Shortly after her death, the L.A. County coroner concluded that Murphy died as a result of pneumonia combined with anemia and “multiple drug intoxication” from prescription and over-the-counter medication.
“She was really sick with pneumonia, very anemic, and she was taking medication,” Ed Winter of the Coroner’s office said, “and all that combined killed her.” Apparently, no illegal substances were involved: “It was only prescription and over-the-counter meds,” the Coroner’s Office asserted.
Her hubby, Simon Monjack, was far from universally liked (although that’s true of any man who wins the hand of the princess, so to speak) and some accuse him of keeping her from adequate medical care.
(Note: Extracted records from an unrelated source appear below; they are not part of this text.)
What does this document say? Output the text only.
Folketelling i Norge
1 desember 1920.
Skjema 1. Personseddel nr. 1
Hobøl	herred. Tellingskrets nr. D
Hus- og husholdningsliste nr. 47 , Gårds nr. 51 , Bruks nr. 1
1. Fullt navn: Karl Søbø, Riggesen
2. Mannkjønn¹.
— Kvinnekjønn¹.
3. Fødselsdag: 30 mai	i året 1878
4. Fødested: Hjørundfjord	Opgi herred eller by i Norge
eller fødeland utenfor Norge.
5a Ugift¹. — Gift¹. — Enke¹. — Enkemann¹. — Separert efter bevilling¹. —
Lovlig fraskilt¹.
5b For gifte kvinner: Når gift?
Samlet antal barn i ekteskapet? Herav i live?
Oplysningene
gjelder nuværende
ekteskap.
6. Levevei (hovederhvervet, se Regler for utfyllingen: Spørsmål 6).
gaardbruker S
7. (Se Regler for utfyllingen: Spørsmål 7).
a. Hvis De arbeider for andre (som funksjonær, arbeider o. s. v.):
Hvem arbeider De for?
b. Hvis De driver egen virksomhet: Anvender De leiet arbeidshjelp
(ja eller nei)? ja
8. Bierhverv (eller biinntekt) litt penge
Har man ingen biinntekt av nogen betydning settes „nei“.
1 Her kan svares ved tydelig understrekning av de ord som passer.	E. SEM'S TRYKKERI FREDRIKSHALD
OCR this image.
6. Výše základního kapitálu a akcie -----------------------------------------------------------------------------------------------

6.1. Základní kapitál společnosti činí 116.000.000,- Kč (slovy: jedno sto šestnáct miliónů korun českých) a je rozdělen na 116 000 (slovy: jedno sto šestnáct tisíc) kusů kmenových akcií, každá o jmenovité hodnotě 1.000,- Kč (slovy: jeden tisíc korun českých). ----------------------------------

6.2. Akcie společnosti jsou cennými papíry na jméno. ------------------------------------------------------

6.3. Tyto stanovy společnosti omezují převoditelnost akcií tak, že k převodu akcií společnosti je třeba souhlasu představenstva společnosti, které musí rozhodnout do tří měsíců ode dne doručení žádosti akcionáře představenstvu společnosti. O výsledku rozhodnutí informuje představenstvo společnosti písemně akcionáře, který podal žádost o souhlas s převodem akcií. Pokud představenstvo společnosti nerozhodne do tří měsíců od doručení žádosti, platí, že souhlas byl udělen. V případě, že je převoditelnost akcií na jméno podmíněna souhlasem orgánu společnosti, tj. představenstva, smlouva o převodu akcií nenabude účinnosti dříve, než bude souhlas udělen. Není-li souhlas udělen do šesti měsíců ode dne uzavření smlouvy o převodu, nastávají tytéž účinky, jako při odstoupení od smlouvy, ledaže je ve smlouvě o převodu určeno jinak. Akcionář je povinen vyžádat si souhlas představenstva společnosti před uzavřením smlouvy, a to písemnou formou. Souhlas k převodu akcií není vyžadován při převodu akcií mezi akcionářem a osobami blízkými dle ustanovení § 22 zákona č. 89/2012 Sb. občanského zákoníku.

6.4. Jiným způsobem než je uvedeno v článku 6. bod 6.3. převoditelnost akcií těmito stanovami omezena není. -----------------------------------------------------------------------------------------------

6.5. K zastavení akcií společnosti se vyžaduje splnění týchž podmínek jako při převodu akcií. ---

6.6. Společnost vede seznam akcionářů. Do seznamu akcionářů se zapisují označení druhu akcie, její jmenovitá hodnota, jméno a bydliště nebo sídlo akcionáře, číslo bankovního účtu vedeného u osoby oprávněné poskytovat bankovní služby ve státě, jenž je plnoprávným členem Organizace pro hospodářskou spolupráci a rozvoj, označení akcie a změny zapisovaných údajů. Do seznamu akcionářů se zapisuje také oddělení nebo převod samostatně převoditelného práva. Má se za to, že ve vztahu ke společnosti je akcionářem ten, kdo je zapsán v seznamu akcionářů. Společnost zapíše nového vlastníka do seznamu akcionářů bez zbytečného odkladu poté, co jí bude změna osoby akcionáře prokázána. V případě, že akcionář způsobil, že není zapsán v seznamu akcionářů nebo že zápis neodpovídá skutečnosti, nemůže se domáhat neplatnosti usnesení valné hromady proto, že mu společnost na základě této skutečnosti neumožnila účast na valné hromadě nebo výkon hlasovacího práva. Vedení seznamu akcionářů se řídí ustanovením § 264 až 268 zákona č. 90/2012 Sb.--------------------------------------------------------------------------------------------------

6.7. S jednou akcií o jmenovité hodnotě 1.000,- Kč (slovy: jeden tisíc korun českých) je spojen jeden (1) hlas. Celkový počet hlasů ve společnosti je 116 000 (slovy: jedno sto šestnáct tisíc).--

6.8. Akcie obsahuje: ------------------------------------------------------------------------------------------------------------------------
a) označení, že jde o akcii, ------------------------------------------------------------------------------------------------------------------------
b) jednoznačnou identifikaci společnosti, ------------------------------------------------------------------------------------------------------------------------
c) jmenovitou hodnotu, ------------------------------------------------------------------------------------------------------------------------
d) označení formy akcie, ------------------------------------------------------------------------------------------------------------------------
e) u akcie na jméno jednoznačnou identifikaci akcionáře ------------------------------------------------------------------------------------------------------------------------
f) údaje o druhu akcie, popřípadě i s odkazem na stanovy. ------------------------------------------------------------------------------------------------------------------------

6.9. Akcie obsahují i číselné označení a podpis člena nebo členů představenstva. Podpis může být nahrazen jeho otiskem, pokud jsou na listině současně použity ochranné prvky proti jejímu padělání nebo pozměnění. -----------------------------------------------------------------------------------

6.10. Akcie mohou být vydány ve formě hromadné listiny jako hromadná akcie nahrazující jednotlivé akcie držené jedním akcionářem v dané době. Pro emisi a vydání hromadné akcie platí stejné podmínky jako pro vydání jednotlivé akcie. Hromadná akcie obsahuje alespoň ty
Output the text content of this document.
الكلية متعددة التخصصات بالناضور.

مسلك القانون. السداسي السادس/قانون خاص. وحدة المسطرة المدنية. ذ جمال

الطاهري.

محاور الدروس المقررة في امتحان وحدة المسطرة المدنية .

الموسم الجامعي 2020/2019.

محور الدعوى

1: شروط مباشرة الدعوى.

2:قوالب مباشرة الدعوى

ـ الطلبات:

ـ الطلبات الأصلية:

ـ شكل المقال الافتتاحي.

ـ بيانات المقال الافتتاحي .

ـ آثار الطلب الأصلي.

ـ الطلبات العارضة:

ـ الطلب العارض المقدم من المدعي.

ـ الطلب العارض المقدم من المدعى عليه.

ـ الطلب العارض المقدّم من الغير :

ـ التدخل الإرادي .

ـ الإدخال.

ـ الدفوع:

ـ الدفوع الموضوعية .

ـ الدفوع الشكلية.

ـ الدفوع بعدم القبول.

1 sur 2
He denied that and claims the family simply underestimated her illness, they thought she had the flu
. “I had no idea she had pneumonia.”
Keep in mind that Brittany’s mother Sharon shared the 10,000 square foot home. Her daughter died in her arms, she too bears the burden of “if only.” And grim circumstances continued for Sharon, she apparently found her son-in-law deceased, five months later in the same bedroom..Simon Monjack was barely 40.
Remarkably, the paperwork on his death was the ghost of his wife’s diagnosis: pneumonia, complicated by anemia.
Everyone agreed with the Los Angeles police official who called it ” just a tragic set of circumstances, a sad, sad case.” But would everyone agree with the celebrated forensic pathologist Cyril H. Wecht (one of the very few in his field with both medical and legal training), who felt that the coincidence was terribly strange, that perhaps more testing, more investigation of some stripe would be called for?
Cyril H. Wecht
“I had questions initially and those questions remain,” Wecht said. “I would have checked to see if the private lab results were valid and if they could be corroborated and analyzed whether there was exposure and where did the exposure come from. You have two people, a husband and a wife (dying within) five months of each other, and, not engaging in any wild speculation… you’ve got to check it out.”
Rarely in the modern age do young people die of pneumonia, much less in upscale circumstances. Two such deaths, only months apart in the same mansion in the industrialized world has no precedent we’re aware of. Any medical Sherlock would ask, “What’s happening here?”
In addition to doubts raised by mainstream sources, family and fringe (a bit different from family and friends) have been heard from. We’ll return to some of that perspective in the next section but note for now:
In a Holly-world of paparazzi-speak some of Brittany’s friends, like Jamie Pressly, weighed in with speculation. Jamie–who seemed to feel that marriage to Simon Monjack was the beginning of the end for Murphy–was dubious about the final results in the medical examination. She sought an answer from somewhere, even if it was a psychic, a medium.
And there were suspicions, some whispers, that Brittany’s husband had not only been a negative influence on her but may have been in some way involved with her death. No evidence of that has ever surfaced.
In pursuit of a reason for Brittany’s death her father, Angelo Bertolotti, had asked for testing of her system (the private lab results Dr. Wecht had referred to). It supposedly came back positive for “heavy metals”– to him it suggested “a third party perpetrator.”
Bertolotti, not to put to fine a point on it, was both estranged from his family and his life’s resume reads, essentially, “gangster.” But even someone’s who’s path was not traditional could be following good instincts. His subculture may not believe in coincidence, they may assume foul play because they initiate so much of it, but…his conclusions or suspicions ought not to be tossed aside automatically.
Something about Brittany in her last months looked very wrong, it’s more than believable that her body chemistry was all screwed up. Was it all a self-inflected health collapse, or were there environmental factors that set a trap for her?
Were the psyches of those two–Brittany and Simon–intermingled in unhealthy ways, deeply twisted as in some mutual Munchuasen Syndrome by Proxy? Or did they simply make all the wrong moves with their health, and have rotten luck besides?
We’re unlikely to ever find a precisely parallel case to compare it to, so we have to figure the odds, figure the lives of Murphy and Monjack, as the special story that they were.